The government provided health and educational services to Syrian refugees and other UNHCR-registered refugees. Since December 2014 Syrian refugees have been charged for healthcare at the same rates as uninsured Jordanians, who pay a nominal fee for most basic health services. Iraqi refugees must pay the foreigner’s rate for health care, an increase from the previous rate equal to uninsured citizens. The government continued to provide free primary and secondary education to Syrian refugee children. Iraqi and other refugees must pay to attend government schools. Public schools, particularly in the north of the country, were overcrowded and operated on a double-shift schedule to accommodate the high number of students. UN Children’s Fund (UNICEF) estimated 90,000 school-aged Syrians were out of school due to lack of space, high costs for transportation and school supplies, and pressure for children to work to support their families. Refugees had equal access to justice regardless of their legal status, but there was fear of retaliation from Jordanians. Refugees had equal access to housing, although they tended to be charged higher rents than citizens were.
Temporary Protection: The government also provided temporary protection to individuals who may not qualify as refugees.
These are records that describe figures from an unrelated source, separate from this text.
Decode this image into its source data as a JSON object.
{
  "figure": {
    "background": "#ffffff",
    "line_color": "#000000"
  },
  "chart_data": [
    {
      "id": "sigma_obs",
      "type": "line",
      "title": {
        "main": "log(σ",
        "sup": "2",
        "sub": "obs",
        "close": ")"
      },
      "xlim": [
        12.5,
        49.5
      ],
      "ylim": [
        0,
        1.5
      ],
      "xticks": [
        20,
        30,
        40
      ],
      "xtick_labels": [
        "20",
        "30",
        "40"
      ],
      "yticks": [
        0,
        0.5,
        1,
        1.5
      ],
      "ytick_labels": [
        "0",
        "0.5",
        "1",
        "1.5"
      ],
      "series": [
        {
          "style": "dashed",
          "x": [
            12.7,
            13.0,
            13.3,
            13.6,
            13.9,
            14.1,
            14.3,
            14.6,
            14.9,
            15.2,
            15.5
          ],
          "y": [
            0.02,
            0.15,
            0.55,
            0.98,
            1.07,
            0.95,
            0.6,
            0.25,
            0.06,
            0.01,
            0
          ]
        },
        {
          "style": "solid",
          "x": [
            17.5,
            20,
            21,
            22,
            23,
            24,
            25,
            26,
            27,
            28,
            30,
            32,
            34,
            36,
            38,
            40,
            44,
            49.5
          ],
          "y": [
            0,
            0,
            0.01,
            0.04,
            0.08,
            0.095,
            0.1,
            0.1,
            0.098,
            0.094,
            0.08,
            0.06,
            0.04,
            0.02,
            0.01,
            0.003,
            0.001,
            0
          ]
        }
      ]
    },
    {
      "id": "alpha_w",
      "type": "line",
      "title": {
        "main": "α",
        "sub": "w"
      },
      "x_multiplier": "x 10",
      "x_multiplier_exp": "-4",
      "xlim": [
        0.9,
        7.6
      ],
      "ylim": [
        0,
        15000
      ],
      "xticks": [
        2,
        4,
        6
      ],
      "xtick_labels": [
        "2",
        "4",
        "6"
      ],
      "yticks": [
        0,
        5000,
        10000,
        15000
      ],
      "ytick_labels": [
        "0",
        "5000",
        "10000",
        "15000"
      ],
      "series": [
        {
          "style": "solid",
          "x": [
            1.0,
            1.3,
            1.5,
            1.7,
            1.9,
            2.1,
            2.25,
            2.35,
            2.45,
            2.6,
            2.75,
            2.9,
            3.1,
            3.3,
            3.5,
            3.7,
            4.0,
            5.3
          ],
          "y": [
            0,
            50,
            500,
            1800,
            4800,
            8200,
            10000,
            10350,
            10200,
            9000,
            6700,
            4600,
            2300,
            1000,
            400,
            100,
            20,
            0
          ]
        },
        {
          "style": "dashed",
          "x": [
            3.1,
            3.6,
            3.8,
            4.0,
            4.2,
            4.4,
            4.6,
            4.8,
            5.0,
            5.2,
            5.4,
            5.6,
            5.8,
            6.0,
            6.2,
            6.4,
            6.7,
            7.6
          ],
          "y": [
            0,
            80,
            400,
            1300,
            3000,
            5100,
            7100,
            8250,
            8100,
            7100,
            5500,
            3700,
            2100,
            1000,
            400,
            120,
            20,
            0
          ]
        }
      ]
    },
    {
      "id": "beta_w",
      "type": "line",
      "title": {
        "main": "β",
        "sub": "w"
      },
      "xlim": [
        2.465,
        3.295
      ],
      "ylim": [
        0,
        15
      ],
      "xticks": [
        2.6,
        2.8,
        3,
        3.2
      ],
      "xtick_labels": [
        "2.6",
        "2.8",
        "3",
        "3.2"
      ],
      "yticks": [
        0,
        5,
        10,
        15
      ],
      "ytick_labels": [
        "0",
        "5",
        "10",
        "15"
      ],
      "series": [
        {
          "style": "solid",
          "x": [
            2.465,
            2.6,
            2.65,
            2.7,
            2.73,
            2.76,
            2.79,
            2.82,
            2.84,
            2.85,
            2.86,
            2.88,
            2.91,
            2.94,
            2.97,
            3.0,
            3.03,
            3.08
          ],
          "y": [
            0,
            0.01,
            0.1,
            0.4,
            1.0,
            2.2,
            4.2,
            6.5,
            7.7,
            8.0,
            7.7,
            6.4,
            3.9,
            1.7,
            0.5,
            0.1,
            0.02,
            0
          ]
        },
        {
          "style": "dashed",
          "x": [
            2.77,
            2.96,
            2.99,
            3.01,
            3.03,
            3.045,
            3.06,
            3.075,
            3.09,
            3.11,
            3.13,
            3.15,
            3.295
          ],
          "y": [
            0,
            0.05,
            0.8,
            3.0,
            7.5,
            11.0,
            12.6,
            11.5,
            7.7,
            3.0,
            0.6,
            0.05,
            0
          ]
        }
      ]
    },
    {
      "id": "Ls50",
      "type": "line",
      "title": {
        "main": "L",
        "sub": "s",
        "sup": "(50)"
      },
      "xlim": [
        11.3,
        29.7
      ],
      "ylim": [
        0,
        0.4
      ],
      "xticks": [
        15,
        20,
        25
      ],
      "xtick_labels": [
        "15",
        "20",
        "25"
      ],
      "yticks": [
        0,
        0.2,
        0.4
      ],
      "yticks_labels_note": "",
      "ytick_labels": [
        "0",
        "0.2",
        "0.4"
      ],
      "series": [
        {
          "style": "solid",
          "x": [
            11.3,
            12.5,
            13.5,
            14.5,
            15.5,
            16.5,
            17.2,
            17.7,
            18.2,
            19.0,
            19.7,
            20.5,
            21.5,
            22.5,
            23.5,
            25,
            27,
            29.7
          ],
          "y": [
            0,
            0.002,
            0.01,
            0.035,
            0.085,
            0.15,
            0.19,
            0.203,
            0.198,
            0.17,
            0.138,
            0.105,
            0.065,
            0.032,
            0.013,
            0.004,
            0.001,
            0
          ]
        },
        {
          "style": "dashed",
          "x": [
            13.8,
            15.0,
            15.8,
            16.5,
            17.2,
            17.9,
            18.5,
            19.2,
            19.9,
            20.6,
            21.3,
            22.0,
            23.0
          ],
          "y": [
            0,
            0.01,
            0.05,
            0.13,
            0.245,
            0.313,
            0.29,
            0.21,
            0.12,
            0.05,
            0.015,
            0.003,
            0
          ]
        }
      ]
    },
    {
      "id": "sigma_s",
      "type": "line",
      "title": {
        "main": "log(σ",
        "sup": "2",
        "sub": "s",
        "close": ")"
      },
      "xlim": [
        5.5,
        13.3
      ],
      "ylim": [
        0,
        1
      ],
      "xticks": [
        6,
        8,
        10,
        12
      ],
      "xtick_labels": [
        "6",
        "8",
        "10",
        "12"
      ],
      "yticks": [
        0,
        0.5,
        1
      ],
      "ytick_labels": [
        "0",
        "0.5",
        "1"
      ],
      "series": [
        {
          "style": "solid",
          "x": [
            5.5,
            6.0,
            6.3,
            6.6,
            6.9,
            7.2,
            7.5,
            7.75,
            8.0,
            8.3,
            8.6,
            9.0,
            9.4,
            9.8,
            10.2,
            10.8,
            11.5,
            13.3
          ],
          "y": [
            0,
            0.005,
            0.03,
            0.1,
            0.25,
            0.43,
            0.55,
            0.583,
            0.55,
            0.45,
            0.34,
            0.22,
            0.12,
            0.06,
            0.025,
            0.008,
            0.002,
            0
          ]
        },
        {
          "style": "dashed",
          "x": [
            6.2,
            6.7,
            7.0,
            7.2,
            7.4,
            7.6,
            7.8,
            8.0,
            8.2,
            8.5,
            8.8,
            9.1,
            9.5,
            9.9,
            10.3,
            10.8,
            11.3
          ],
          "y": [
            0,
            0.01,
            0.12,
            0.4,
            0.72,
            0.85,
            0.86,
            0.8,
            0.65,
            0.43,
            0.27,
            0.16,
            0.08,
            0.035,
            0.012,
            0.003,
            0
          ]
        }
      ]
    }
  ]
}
As of December 17, there were 633,466 Syrian refugees, registered by the government and UNHCR. As of December 15, there were 52,643 Iraqi refugees and asylum seekers registered with UNHCR. The government tolerated the prolonged stay of many Iraqis and other refugees beyond the expiration of the visit permits under which they had entered the country. As of November 30, there were 8,054 Yemenis, Sudanese, Somalis, and other populations registered with UNHCR and resident in Jordan.